Technical Abstract: To fully understand plant-insect interactions, one should consider the entire biological system in which such organisms are living. It includes of course all the biotic relationships that species may develop with other organisms, as well as the abiotic components of the environment. This includes the effects that these species themselves have on their environment. In this context, we must view planteinsect interactions as basic components of an entire ecological system, controlled by particular processes whether we consider natural ecosystems or highly managed agrosystems. Whatever the eco- or agrosystem, the nature of the processes embedding the insecteplant interactions is similar.
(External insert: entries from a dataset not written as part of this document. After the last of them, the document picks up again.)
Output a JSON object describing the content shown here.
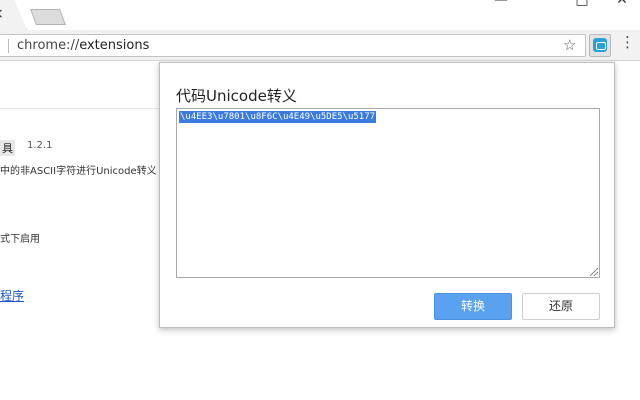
{
  "browser": {
    "tab_close_glyph": "×",
    "window_controls": {
      "minimize": "—",
      "maximize": "□",
      "close": "✕"
    },
    "omnibox": {
      "scheme": "chrome://",
      "host": "extensions"
    },
    "star_glyph": "☆",
    "menu_glyph": "⋮",
    "extension_icon": "database-icon"
  },
  "background_page": {
    "extension_name_fragment": "具",
    "version": "1.2.1",
    "description_fragment": "中的非ASCII字符进行Unicode转义",
    "incognito_fragment": "式下启用",
    "link_fragment": "程序"
  },
  "popup": {
    "title": "代码Unicode转义",
    "textarea_value": "\\u4EE3\\u7801\\u8F6C\\u4E49\\u5DE5\\u5177",
    "convert_label": "转换",
    "restore_label": "还原"
  },
  "colors": {
    "primary_button": "#5aa2f0",
    "selection": "#3b7be0",
    "extension_icon": "#2a9fd8"
  }
}
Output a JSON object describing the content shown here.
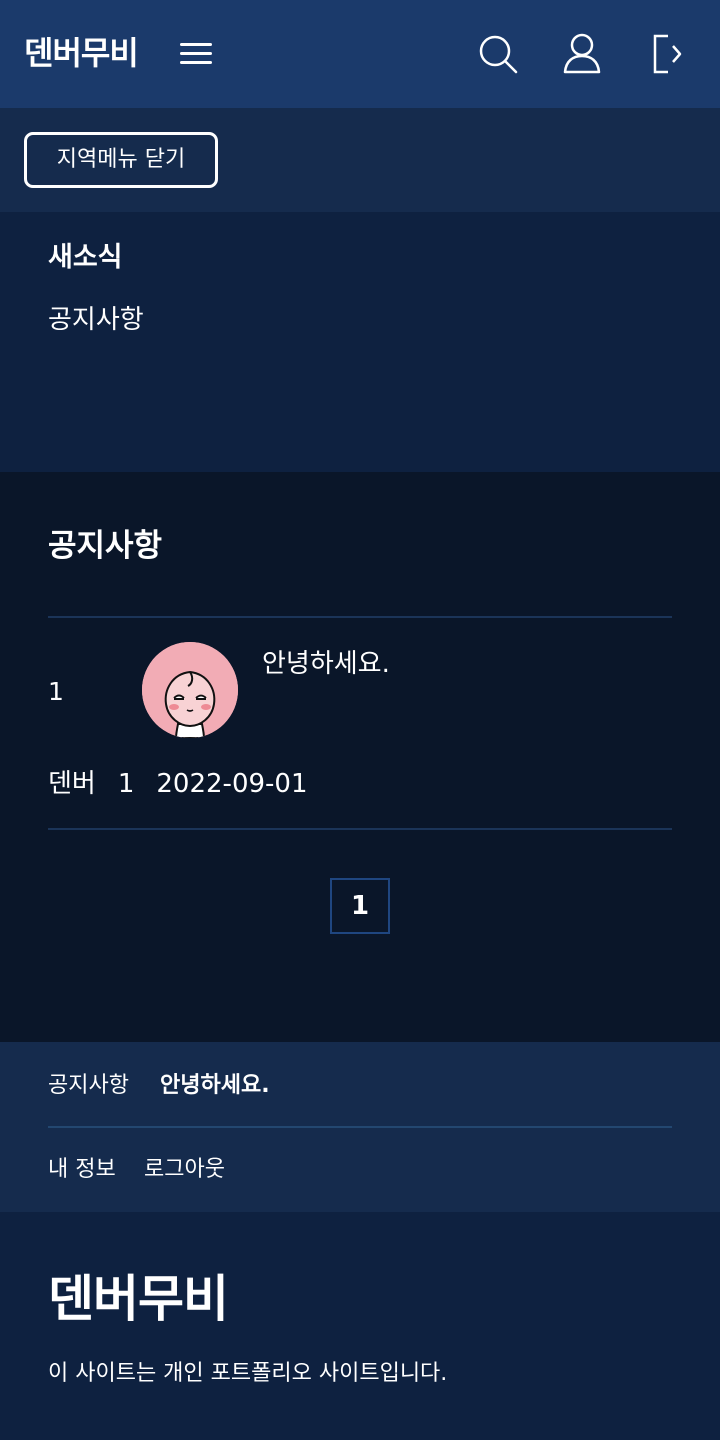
{
  "header": {
    "logo": "덴버무비",
    "icons": [
      "menu-icon",
      "search-icon",
      "user-icon",
      "logout-icon"
    ]
  },
  "submenu": {
    "close_label": "지역메뉴 닫기"
  },
  "local_menu": {
    "title": "새소식",
    "items": [
      {
        "label": "공지사항"
      }
    ]
  },
  "board": {
    "title": "공지사항",
    "posts": [
      {
        "number": "1",
        "title": "안녕하세요.",
        "author": "덴버",
        "views": "1",
        "date": "2022-09-01"
      }
    ],
    "pagination": {
      "current": "1"
    }
  },
  "footer_nav": {
    "crumb": "공지사항",
    "current": "안녕하세요.",
    "links": [
      "내 정보",
      "로그아웃"
    ]
  },
  "site_footer": {
    "logo": "덴버무비",
    "description": "이 사이트는 개인 포트폴리오 사이트입니다."
  },
  "colors": {
    "header_bg": "#1b3a6b",
    "submenu_bg": "#152b4d",
    "local_menu_bg": "#0e2140",
    "board_bg": "#0a1629",
    "avatar_bg": "#f2acb5"
  }
}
The difference lies in the number of organisms involved in the system and the complexity of those interactions. In this chapter, we aim to describe the many trophic interactions experienced by insect and plants. Concepts and examples are taken primarily from ecological studies, i.e., systems much more complex than croplands or intensively managed agrosystems. We hope that this approach will allow us to understand how an agronomic system may function in a context of high biological diversity.